Partitioned Freedom by Ram Madhav.
The book offers us a new and different perspective on the most troubled and traumatized times of modern Indian history, from the beginning of the 1900s to India’s political freedom, in 1947. It focuses on the events, incidents and chronicles that led to the fractured, amputated and divided India, which was up in communal flares across the country raging with famines and extreme levels of poverty.
India’s partition was not a smooth and peaceful affair. It happened over the dead bodies of hundreds of thousands of innocents. Historians wrote poignantly that the Sindhu river flowed not with water but with the blood of tens of thousands of Hindus and Muslims. “It was the world’s largest and rarest exodus”, wrote Larry Collins and Dominique Lapierre in ‘Freedom at Midnight’.

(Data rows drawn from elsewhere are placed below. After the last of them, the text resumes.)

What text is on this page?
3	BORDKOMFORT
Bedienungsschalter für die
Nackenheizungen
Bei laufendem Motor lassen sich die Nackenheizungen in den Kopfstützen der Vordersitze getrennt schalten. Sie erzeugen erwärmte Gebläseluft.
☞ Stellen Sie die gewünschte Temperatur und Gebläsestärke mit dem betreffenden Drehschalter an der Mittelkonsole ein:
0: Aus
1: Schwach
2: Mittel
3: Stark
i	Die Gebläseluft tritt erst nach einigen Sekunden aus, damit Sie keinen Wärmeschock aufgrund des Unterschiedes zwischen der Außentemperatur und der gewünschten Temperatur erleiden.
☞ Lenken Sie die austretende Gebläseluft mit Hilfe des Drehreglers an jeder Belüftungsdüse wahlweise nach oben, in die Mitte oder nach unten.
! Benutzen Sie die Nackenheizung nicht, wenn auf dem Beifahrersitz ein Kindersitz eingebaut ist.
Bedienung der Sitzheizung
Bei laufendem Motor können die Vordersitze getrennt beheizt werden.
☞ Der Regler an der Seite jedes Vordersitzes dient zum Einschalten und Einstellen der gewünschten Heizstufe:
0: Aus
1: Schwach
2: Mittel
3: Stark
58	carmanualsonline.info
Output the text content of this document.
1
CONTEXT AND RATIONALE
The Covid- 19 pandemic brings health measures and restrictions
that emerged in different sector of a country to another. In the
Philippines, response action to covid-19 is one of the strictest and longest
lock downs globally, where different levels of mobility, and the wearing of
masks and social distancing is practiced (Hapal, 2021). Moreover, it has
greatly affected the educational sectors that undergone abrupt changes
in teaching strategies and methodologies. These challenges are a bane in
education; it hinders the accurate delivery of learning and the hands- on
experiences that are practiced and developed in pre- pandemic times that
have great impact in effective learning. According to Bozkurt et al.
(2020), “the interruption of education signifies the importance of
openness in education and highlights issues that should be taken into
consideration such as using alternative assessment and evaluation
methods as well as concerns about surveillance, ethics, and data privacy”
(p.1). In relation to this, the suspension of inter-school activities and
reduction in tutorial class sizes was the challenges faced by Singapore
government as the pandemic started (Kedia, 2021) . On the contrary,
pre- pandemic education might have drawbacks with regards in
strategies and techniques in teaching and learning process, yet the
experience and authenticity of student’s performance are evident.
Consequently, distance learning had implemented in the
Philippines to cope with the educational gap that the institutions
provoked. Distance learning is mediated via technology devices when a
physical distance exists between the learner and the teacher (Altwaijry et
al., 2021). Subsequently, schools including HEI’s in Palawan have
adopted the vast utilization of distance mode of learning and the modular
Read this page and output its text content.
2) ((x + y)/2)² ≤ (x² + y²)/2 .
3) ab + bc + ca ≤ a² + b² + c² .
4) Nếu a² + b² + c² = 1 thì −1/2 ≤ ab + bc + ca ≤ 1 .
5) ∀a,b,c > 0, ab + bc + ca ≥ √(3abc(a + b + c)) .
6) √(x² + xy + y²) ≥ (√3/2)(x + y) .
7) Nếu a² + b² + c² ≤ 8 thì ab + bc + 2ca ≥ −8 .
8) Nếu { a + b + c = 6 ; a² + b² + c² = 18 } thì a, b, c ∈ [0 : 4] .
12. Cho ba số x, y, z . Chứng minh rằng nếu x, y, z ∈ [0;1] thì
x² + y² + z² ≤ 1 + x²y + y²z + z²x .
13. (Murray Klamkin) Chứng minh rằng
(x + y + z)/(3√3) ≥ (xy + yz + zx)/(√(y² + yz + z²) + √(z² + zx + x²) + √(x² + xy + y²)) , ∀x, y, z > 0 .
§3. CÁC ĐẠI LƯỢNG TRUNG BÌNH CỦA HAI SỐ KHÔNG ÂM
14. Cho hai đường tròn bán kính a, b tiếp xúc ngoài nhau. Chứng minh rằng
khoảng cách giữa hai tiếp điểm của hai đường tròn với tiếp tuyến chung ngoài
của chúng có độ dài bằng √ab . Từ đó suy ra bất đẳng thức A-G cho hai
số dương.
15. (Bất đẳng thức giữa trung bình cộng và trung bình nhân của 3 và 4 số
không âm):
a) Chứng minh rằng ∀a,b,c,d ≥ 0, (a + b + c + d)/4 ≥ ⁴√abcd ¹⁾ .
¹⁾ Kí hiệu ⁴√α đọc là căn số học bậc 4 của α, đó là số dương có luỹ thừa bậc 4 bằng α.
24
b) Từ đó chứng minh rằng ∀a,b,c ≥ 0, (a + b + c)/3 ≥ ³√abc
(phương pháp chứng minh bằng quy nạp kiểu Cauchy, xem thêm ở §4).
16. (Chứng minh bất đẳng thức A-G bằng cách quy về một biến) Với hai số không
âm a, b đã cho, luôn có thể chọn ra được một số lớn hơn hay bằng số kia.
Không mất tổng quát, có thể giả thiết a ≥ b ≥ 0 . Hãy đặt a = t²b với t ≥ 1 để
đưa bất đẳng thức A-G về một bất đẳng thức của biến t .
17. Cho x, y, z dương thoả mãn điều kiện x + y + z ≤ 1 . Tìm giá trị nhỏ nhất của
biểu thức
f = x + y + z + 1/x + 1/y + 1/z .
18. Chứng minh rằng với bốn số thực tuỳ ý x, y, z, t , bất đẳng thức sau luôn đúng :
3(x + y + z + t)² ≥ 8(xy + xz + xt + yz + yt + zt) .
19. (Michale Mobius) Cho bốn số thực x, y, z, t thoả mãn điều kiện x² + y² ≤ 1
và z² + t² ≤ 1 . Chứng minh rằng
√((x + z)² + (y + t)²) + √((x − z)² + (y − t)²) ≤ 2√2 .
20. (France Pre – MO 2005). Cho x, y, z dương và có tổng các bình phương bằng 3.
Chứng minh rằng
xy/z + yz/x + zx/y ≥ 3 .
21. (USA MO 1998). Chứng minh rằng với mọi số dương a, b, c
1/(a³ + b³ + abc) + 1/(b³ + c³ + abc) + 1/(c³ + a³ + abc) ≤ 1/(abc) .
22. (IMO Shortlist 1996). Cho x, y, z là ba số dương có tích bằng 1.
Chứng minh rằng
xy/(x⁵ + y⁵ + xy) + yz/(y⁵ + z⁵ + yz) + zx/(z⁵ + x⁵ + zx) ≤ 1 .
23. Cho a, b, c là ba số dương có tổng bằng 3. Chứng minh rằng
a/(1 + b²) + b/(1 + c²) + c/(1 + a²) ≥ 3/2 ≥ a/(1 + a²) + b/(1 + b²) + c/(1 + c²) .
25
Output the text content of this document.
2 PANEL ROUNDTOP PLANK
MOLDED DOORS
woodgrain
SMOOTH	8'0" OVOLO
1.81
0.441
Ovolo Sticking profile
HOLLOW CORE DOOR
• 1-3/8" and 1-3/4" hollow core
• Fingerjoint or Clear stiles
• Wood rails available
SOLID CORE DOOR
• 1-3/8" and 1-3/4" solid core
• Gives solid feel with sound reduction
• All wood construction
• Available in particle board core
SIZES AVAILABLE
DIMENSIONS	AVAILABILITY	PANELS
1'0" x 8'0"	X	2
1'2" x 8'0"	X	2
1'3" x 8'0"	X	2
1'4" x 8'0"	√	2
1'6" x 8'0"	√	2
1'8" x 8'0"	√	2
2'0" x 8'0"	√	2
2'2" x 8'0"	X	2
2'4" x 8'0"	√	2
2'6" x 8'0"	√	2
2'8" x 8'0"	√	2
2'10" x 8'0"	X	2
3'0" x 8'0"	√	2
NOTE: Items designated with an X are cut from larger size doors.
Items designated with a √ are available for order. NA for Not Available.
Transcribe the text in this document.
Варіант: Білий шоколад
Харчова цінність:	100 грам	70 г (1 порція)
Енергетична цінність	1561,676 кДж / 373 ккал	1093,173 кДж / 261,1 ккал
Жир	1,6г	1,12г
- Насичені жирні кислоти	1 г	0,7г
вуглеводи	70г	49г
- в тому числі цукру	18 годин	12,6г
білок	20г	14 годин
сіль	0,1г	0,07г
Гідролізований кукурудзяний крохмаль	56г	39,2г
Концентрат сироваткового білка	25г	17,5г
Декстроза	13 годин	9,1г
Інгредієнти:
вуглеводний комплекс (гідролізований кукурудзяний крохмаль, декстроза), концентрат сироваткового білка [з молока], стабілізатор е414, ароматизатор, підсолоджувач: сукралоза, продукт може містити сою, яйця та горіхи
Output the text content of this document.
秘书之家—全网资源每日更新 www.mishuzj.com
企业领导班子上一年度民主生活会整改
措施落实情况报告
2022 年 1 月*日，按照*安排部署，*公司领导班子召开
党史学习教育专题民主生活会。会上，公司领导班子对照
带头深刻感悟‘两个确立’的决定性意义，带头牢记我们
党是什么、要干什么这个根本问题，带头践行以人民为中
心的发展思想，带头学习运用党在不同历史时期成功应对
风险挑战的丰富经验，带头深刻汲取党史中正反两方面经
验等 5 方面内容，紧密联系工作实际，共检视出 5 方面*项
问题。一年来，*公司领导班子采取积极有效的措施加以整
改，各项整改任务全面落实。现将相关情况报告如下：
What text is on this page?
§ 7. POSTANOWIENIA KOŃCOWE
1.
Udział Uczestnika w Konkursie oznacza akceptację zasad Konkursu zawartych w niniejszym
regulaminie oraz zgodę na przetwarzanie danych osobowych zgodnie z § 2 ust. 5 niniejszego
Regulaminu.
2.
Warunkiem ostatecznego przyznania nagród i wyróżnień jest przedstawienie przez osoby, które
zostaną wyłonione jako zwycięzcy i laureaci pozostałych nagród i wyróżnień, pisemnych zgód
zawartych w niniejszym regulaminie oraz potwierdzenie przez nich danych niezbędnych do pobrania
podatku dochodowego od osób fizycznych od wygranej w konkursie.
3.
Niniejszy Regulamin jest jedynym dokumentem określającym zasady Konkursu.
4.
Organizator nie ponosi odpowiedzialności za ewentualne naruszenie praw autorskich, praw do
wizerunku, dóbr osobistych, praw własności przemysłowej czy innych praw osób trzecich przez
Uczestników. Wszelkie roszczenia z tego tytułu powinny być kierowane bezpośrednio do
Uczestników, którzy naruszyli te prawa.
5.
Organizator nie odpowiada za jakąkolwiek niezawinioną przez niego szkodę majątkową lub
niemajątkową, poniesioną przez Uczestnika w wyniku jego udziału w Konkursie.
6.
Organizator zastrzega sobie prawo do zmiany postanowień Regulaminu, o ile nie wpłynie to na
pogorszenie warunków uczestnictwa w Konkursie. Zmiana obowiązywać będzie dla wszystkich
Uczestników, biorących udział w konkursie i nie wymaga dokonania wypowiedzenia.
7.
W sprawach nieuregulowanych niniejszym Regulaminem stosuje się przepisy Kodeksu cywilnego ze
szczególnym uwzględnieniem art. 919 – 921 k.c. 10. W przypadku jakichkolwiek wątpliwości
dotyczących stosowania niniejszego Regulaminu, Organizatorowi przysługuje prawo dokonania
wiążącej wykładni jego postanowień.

The author also brings about an interesting and rather puzzling fact in the book when he mentions how Gandhi, in the early 1940s realizes that his Hindu-Muslim unity was backfiring, and he went on to the extent of offering to Jinnah that “You(Jinnah) take over the leadership of the whole country, but please keep the country united.”Jinnah out-rightly declined this offer given by Gandhi. Later, he told one of his biographers that “ you see I knew Gandhi well, He would have first thrown the British out, promising me the whole country, but later he would have thrown me out also”, “so I did not believe in that man” Such was the distrust that Jinnah had towards Gandhi.
The author stresses the fact that “one thing that we must keep in the mind is, we must not compromise with the separatist forces like the Muslim League, as we clearly encounter those statements even to this day. The Integrity and the unity of the country is something for which one should be ready to sacrifice the utmost”. Quoting how Netaji Subhas Chandra Bose upheld the unity and integrity of a United India.The author gives the impression that, if Gandhi had not forced his Hindu-Muslim unity strategy, which was successful in South Africa against the imperialist struggle; by understanding the communal realities of the subcontinent, India wouldn’t have got partitioned freedom.